The double-blind, placebo-controlled study included 71 women who were postmenopausal for at least six months and had a significant problem with hot flushes or night sweats. The initial assessment included a Papanicolaou smear to determine the maturation values of vaginal cells, ultrasonography to measure the thickness of the endometrial lining, and measurement of serum estradiol, estrone and sex hormone–binding globulin (SHBG) levels.

Serum estrogen levels and vaginal cell maturation were checked again after 12 weeks, and endometrial ultrasonography was performed in the sixth, 12th and 24th weeks of the study. Women who were found to have an endometrial thickness of more than 5 mm at the final visit underwent endometrial biopsy to exclude endometrial abnormalities. Patients also kept a diary of the number of vasomotor episodes they experienced each day.
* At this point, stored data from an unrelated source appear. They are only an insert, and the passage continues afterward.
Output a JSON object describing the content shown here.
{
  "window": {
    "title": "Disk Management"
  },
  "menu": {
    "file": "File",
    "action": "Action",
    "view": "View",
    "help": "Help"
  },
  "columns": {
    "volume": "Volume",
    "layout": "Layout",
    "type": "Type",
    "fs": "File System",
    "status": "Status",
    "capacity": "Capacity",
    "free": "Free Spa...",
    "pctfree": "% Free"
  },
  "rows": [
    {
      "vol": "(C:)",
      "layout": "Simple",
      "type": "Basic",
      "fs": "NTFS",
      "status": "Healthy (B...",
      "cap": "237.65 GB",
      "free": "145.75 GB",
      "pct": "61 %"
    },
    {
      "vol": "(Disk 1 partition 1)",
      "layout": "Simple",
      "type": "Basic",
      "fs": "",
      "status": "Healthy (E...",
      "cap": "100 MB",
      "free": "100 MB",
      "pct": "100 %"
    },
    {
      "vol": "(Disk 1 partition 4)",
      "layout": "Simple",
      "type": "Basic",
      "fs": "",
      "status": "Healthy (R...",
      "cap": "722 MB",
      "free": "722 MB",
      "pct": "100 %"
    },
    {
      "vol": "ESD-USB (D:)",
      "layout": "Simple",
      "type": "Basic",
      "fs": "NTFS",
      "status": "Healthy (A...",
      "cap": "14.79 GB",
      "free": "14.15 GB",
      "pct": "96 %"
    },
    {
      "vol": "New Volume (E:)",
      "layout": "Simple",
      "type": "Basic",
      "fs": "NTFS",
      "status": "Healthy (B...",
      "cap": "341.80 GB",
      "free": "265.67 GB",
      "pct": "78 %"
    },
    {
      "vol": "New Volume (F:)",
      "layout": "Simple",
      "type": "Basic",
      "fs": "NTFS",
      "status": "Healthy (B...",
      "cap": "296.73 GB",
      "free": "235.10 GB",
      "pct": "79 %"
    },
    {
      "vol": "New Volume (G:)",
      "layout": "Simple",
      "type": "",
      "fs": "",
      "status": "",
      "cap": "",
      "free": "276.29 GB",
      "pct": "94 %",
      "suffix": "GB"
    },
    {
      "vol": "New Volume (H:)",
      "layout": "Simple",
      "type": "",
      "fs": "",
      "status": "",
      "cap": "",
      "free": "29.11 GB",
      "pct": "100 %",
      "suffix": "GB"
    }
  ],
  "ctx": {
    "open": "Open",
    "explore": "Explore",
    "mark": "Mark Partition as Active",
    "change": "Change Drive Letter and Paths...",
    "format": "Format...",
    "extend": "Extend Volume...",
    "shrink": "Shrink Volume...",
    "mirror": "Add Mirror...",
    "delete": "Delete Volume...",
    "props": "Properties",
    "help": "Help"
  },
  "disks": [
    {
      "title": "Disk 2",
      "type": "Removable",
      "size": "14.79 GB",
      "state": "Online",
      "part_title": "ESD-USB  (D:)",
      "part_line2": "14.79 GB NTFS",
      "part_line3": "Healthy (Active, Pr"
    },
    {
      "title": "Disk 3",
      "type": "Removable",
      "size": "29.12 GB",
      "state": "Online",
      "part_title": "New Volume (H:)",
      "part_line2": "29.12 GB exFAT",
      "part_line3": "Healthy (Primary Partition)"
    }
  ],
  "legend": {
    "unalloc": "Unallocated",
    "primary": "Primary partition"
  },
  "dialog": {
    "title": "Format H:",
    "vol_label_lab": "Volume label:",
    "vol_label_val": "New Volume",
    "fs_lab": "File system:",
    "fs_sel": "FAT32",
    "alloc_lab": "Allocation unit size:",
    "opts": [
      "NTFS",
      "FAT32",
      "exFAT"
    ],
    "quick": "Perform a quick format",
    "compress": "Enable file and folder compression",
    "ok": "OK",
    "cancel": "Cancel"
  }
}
At each visit, the Kupperman index was used to assess each patient's degree of symptoms. Patients were randomized to receive placebo or dong quai, in a dosage of three capsules three times daily, which is equivalent to 4.5 g of dong quai root daily. At the end of the study, no statistically significant difference in endometrial thickness was found between the dong quai group and the placebo group. The average maturation value of vaginal cells in both groups was less than 40 at 12 weeks, which is consistent with a menopausal, nonestrogenic pattern. No statistically significant changes occurred in the serum estradiol, estrone and SHBG levels. While the Kupperman index and the number of vasomotor episodes in both groups were reduced by 25 to 30 percent from initial values, no statistically significant differences were noted between the two groups.

The authors conclude that dong quai alone is no more useful than placebo in the treatment of menopausal symptoms, and they state that women should be discouraged from using this herb as a remedy for these symptoms.